朝ドラ ばけばけ 雨清水タエのモデル
雨清水タエとは
2025年後期NHK朝ドラ「ばけばけ」に登場する、北川景子さん扮する雨清水タエ(うしみずたえ)とは、髙石あかりさん演じるヒロイン・松野トキの親戚にあたる人物です。
雨清水タエのモデルは実在した小泉セツの実母である、小泉チエ(こいずみちえ)(1838年〜1912年)であると考えられます。
ばけばけ 雨清水タエの役柄
松江でも随一の名家に生まれ、大勢の女中たちに囲まれながら何不自由なく育った。凛とした気品と厳しさを兼ね備える。親戚であるトキにも、武士の娘としての品格を求め、礼儀作法やお茶など武家の娘としての教養を厳しく教えている。
雨清水タエ 役 北川景子さんプロフィール
1986年生まれ、兵庫県出身。NHKでは、大河ドラマ『西郷どん』、『フェイクニュース』、『輝く女「北川景子」』『北川景子 垂直タイムトラベル in ローマ』などに出演。
小泉チエとはどんな人物だったのか
小泉チエの実家は出雲松平藩の家老の家柄だった
雨清水タエ役の北川景子さんは自身の役柄について「松江藩で代々家老を務めた家の出で、三十人近い奉公人にかしづかれ育ったお姫様」とコメントされています。

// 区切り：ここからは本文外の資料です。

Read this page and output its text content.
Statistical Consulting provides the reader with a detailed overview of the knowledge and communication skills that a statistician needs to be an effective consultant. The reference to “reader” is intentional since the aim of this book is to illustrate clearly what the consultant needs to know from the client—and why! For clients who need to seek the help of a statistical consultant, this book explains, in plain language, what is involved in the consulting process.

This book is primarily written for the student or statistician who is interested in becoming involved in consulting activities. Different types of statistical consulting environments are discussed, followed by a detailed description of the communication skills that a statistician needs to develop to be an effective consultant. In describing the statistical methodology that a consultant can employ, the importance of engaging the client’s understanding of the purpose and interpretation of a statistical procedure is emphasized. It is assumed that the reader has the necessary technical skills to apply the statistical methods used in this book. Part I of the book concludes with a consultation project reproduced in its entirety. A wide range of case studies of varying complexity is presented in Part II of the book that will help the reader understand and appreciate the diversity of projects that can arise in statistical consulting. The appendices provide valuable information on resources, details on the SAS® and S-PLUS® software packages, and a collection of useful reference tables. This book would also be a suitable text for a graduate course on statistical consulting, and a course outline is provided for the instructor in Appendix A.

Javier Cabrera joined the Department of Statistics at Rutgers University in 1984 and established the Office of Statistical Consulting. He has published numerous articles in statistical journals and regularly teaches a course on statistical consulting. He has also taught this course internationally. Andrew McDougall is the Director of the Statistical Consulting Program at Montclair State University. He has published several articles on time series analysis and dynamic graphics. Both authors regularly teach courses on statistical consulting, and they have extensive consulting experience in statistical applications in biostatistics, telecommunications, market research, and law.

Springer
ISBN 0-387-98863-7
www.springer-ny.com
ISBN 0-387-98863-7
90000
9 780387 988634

実在した小泉チエも30人近い奉公人たちに囲まれて育ったお姫様でした。実家は「千鳥城」と言われる松江城の三の丸御殿の向かいにある広大な屋敷でだったそうです。
さらに小泉チエの実家である塩見家は出雲松平藩において代々、千四百石の高禄を食み、藩の家老を輩出する家でした。小泉セツの養家である稲垣家(百石)や、生家である小泉家(三百石)さえよりもはるか上を行く名門の家系だったのです。
小泉チエの逸話
実は小泉チエは小泉湊と結婚する1年前に、ある高位にある侍と結婚しました。しかし婚礼の夜、新郎は何時になっても寝所にはやってきません。そのとき庭で不審な物音がします。

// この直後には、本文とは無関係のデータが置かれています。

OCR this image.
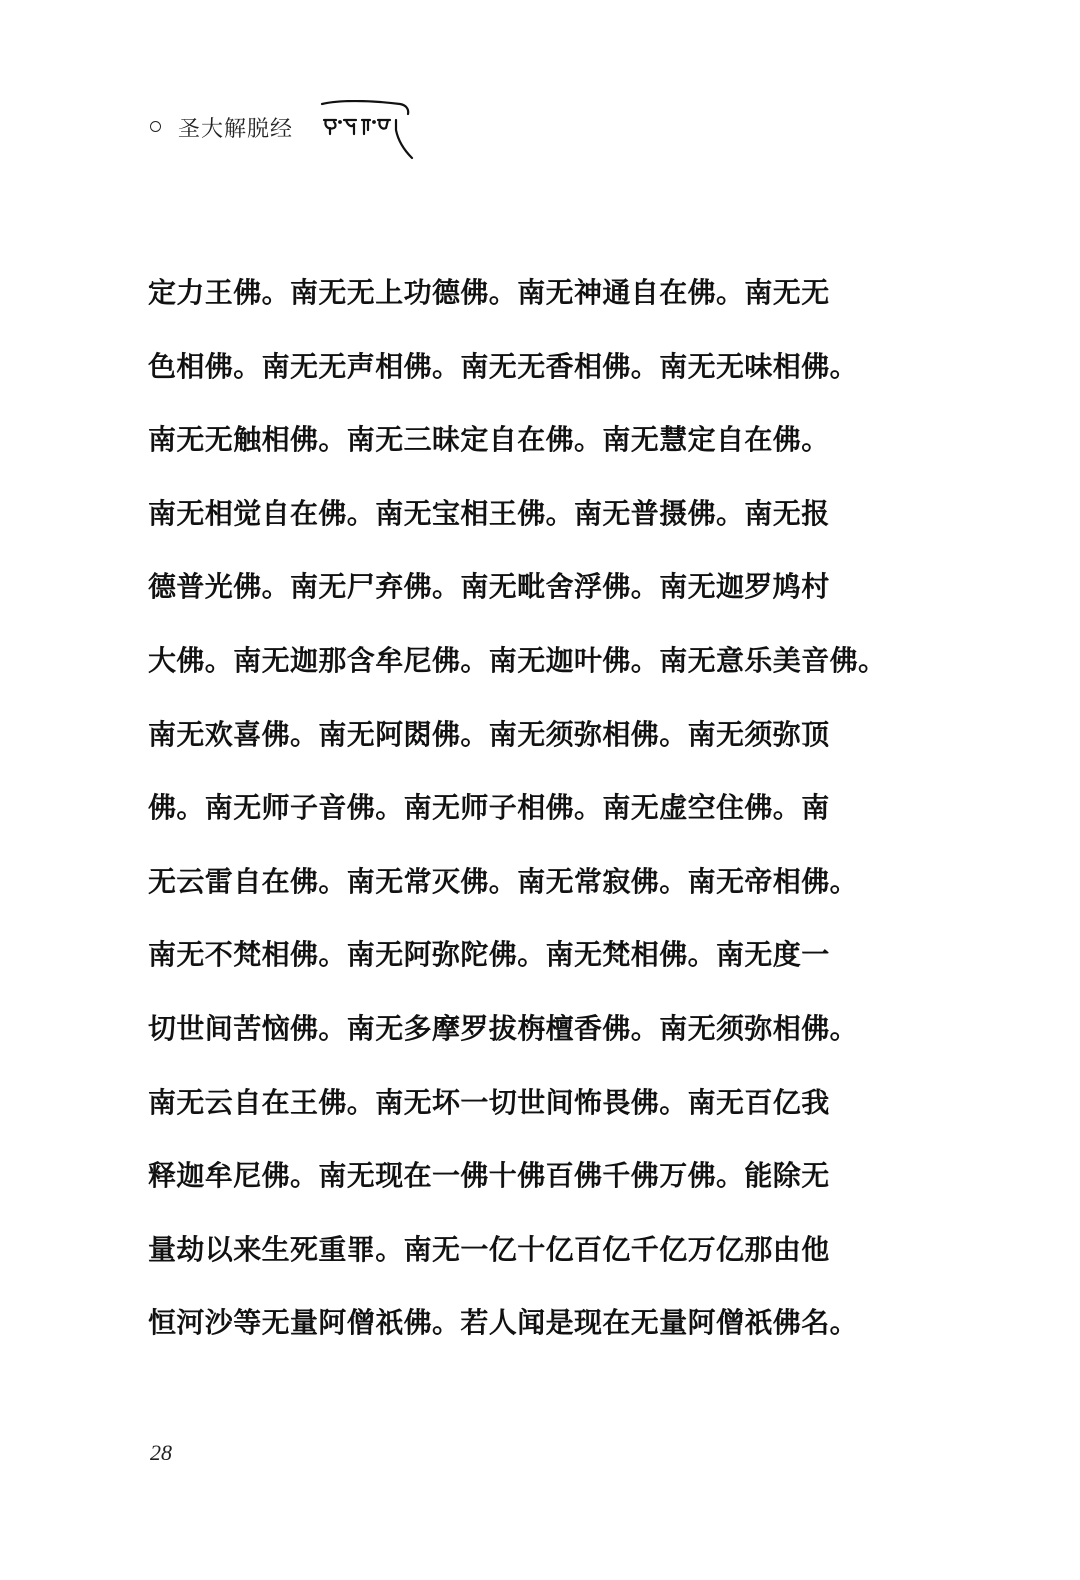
圣大解脱经
定力王佛。南无无上功德佛。南无神通自在佛。南无无
色相佛。南无无声相佛。南无无香相佛。南无无味相佛。
南无无触相佛。南无三昧定自在佛。南无慧定自在佛。
南无相觉自在佛。南无宝相王佛。南无普摄佛。南无报
德普光佛。南无尸弃佛。南无毗舍浮佛。南无迦罗鸠村
大佛。南无迦那含牟尼佛。南无迦叶佛。南无意乐美音佛。
南无欢喜佛。南无阿閦佛。南无须弥相佛。南无须弥顶
佛。南无师子音佛。南无师子相佛。南无虚空住佛。南
无云雷自在佛。南无常灭佛。南无常寂佛。南无帝相佛。
南无不梵相佛。南无阿弥陀佛。南无梵相佛。南无度一
切世间苦恼佛。南无多摩罗拔栴檀香佛。南无须弥相佛。
南无云自在王佛。南无坏一切世间怖畏佛。南无百亿我
释迦牟尼佛。南无现在一佛十佛百佛千佛万佛。能除无
量劫以来生死重罪。南无一亿十亿百亿千亿万亿那由他
恒河沙等无量阿僧祇佛。若人闻是现在无量阿僧祇佛名。
28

懐剣を携えた小泉チエは侍女を従えて庭を確認すると、目の前には男女一組の死体が。女性の死体には首がなく、男性の死体には脇差で腹を一文字にかっさばいたあとがありました。どうやら女性はその家の侍女で、男性は小泉チエの新郎で2人は不義密通をしていたようです。
凄惨な現場に突然遭遇したにも関わらず、小泉チエは取り乱すこともなく、婚家で義母に当たる女性に落ち着き払って現場の状況を報告し、次の指示を仰いだと言われています。
小泉チエが明治維新後に落ちぶれた理由
このように上級武士の家に生まれた女性は、いざ一大事が起こったときに大勢の家来たちのリーダーとなれるよう、小さい時から躾けられていることが普通でした。

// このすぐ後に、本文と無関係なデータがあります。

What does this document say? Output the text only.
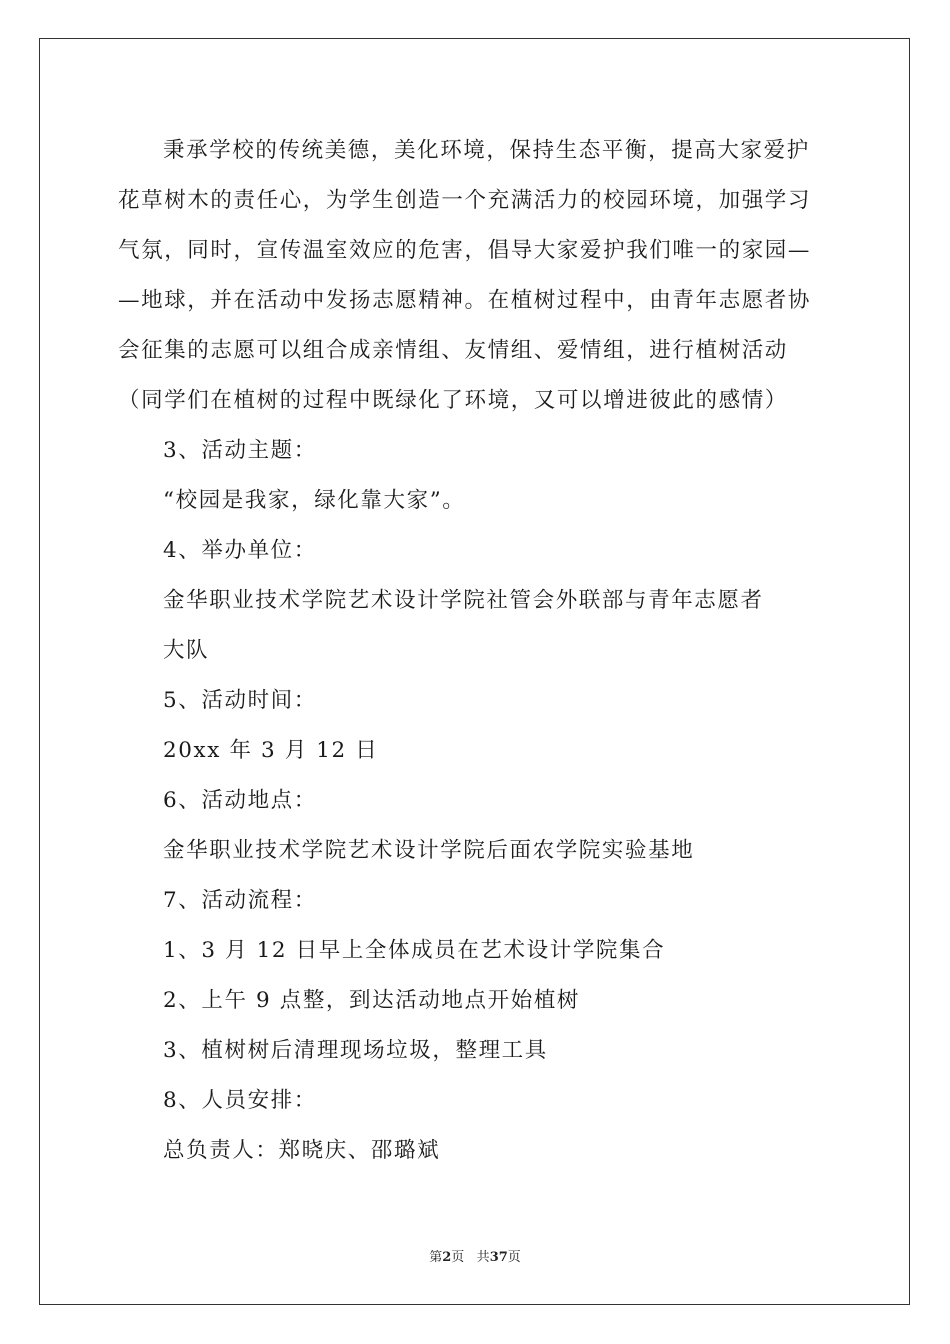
秉承学校的传统美德，美化环境，保持生态平衡，提高大家爱护

花草树木的责任心，为学生创造一个充满活力的校园环境，加强学习

气氛，同时，宣传温室效应的危害，倡导大家爱护我们唯一的家园—

—地球，并在活动中发扬志愿精神。在植树过程中，由青年志愿者协

会征集的志愿可以组合成亲情组、友情组、爱情组，进行植树活动

（同学们在植树的过程中既绿化了环境，又可以增进彼此的感情）

3、活动主题：

“校园是我家，绿化靠大家”。

4、举办单位：

金华职业技术学院艺术设计学院社管会外联部与青年志愿者

大队

5、活动时间：

20xx 年 3 月 12 日

6、活动地点：

金华职业技术学院艺术设计学院后面农学院实验基地

7、活动流程：

1、3 月 12 日早上全体成员在艺术设计学院集合

2、上午 9 点整，到达活动地点开始植树

3、植树树后清理现场垃圾，整理工具

8、人员安排：

总负责人：郑晓庆、邵璐斌

第2页 共37页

反面、日常生活のための労働などは身分が低い人間がすることであり、小泉チエのような上級武士の家系に育ったひとたちは炊事・洗濯・掃除などをすることは卑しいとして躾けられています。
そのため明治維新で武士の世の中が終わると最も苦労したのは、武士として身分の低い足軽の家系に生まれた西田千太郎のような人たちよりも、塩見家のような上級武士の家に生まれた人たちだったと言われています。
北川景子さんが雨清水タエ役について述べているように、上級武士の家に育った人たちのほとんどは、明治時代の価値観に合わせることができず、乞食にまで落ちぶれることも珍しくなかったそうです。